Low volume is bad for the real estate business but not for homeowners unless they have taken on too much debt in expectation of a capital gain. The fact that volume has dropped and prices remained fairly stable suggests the vast majority of investors can service their loans.
So why has Bill English put pressure on the Reserve Bank to relax the loan-to-value ratio it requires lending banks to maintain?
It is hardly in the national interest to let house prices take off again and it is hard to see it is in the National Party's interest so close to an election.
Housing affordability for first-home seekers has been the issue National has most to fear at the polls. It is of concern not just to young voters looking for a house but to their parents and grandparents who want them to have the Kiwi birthright.
Has National given up those votes to Labour and calculated it has more to gain by siding with homeowners and investors fearing a fall in prices.
It now looks as if the outlook for house prices could depend very much on what happens on election day. Labour promises to take further steps to dampen the market, including extending the bright-line test for capital gains tax to five years. National signalled yesterday it believes the "correction" has gone far enough.

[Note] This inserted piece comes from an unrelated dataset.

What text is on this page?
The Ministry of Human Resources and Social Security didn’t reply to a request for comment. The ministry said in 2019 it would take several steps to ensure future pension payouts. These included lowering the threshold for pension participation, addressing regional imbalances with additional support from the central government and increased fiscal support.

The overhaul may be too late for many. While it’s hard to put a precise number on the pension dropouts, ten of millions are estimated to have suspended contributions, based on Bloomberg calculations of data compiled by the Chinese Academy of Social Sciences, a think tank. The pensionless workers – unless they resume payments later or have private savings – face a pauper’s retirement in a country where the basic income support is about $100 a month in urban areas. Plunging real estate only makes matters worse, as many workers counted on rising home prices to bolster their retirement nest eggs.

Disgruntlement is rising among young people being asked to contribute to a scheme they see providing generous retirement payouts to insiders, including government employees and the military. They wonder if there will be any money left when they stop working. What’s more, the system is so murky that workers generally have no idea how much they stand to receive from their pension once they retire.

"It raised the question," said English, "of how long [lending restrictions] would be there for. It is important that the people who put them in place have thought through the conditions under which they remove the LVRs. Because ideally, they are not a permanent feature of the market."
But why should they not be permanent? Loan-to-value ratios are an attempt to ensure trading banks do not issue too many overvalued, under-secured home loans of the kind that caused the last global financial crisis.
New Zealand's Australian-owned banks stood up rather well in the crisis and there is no reason to think they are any less secure today despite house prices here being the highest in the world relative to incomes.
In fact, it was probably the trading banks' decisions a year ago to reduce their exposure to the New Zealand house market that stopped prices rising. Tighter Reserve Bank ratios had been in force since the previous year without noticeable effect.
The latest ratios, weighted against Auckland investment property, came into force soon after National's two-year bright-line test for capital gains tax was introduced in October 2015. Yet the LVRs alone are usually credited with cooling the market.
The capital gains tax was probably just as effective, as may be apparent a month after the election when its two-year test begins to release houses for tax-free sale.
But the LVRs have set a good standard of prudence for lenders and borrowers and it is a standard that should remain.